Duration of symptoms of mononucleosis
Those described above are the initial symptoms, which arise in the first days of the illness: typically the fever and the involvement of the oral cavity persist 1-2 weeks; lymph nodes, on the other hand, appear to have increased in volume for a usually longer time (2-3 weeks). In some cases the spleen is still enlarged and palpable several weeks after the onset of mononucleosis. In children, the disease has a shorter course, with usually low fever.
Infectious mononucleosis is a disease with a decidedly favorable outcome. Only on very rare occasions, especially in people with immunodeficiency, can mononucleosis put the patient at risk of life, in the event of the proliferation and dissemination of EBV at a systemic level, for splenic rupture, for neurological complications or in the case of respiratory difficulties.

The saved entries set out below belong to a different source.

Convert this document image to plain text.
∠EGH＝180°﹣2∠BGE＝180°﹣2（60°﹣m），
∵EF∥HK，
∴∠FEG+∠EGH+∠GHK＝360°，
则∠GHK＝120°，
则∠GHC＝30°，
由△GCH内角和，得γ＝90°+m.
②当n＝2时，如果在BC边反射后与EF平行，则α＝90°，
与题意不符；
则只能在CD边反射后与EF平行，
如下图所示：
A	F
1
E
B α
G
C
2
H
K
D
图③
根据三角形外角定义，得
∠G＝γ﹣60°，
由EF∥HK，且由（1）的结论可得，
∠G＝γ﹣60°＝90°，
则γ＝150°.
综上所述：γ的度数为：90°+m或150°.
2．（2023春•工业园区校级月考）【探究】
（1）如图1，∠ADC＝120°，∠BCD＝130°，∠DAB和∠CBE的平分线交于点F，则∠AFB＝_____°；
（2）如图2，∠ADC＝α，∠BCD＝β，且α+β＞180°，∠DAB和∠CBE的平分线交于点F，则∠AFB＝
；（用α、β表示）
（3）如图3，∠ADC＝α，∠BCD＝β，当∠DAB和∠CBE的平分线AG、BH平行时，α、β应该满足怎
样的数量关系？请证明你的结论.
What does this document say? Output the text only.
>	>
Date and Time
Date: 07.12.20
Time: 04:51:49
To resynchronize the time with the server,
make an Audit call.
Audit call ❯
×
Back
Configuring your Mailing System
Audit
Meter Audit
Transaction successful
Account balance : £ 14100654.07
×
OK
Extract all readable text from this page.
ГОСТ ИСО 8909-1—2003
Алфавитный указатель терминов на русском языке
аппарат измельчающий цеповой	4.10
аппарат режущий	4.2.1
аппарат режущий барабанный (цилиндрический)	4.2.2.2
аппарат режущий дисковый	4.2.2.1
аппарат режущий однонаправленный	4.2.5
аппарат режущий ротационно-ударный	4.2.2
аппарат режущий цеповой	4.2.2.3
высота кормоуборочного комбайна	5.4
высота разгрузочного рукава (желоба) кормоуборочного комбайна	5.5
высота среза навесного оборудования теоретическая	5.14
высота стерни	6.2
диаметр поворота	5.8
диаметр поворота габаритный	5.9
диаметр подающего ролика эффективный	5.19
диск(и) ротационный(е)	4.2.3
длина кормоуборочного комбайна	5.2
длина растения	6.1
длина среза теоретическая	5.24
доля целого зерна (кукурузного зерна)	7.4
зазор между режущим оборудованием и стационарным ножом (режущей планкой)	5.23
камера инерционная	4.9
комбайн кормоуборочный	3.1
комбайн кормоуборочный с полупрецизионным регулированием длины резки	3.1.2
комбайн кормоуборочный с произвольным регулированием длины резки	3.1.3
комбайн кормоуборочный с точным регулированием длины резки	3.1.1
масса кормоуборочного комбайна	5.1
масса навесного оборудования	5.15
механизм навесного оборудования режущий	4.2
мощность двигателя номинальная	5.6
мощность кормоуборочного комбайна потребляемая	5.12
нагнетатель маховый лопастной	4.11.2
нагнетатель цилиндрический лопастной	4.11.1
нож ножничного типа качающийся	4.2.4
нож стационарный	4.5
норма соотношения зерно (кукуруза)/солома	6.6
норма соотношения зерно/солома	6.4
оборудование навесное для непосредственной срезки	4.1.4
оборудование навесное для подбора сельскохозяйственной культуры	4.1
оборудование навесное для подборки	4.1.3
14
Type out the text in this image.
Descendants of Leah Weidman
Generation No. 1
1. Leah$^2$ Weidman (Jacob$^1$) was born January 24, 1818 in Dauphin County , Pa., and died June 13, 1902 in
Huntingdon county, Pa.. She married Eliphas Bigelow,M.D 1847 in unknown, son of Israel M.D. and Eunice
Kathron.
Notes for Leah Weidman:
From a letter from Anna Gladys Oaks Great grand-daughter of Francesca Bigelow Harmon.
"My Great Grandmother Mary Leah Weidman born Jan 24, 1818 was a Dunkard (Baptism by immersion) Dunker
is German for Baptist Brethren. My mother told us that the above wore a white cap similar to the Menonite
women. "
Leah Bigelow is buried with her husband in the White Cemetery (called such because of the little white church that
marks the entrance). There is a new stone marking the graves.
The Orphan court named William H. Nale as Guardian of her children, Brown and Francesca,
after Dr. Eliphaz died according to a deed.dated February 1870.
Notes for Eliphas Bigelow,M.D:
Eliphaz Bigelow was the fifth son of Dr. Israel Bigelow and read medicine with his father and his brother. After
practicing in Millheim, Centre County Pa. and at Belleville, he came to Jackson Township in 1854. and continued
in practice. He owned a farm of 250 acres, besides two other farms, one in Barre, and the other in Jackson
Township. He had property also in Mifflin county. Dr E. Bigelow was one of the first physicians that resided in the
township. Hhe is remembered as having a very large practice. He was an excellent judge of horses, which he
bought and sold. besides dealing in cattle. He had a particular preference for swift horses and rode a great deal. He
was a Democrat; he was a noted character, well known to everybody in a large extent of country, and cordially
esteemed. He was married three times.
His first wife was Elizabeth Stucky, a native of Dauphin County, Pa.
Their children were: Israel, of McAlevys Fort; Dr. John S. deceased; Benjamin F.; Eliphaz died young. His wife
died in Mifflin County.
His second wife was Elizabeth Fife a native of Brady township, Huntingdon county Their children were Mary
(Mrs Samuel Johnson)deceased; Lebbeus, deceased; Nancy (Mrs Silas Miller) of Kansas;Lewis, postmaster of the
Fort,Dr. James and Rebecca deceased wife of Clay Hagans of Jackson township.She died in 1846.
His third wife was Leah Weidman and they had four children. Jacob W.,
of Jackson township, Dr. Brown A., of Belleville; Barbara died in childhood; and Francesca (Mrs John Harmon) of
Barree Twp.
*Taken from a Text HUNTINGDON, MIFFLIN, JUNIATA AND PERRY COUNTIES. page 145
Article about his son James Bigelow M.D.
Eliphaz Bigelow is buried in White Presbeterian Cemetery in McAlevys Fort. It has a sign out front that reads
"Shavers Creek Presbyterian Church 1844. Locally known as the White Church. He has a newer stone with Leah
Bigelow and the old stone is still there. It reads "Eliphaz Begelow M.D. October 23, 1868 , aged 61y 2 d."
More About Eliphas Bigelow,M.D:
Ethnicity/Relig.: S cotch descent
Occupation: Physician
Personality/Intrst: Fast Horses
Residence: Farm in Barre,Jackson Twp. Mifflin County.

In rare cases, it appears that mononucleosis can become chronic, resulting in an ipersistent EBV infection, and which secondarily may be responsible for the so-called “fatigue syndrome chronic ", characterized by marked fatigue (asthenia), muscle pain (myalgia), low-grade fever, joint pain (arthralgia), headache and depression of mood.
In favor of this theory there is the fact that in patients with chronic fatigue syndrome there are unusually high titers of anti-EBV antibodies (especially towards early antigens). However, subsequent studies have drawn attention to other possible etiologies, without, in truth, any precise conclusion.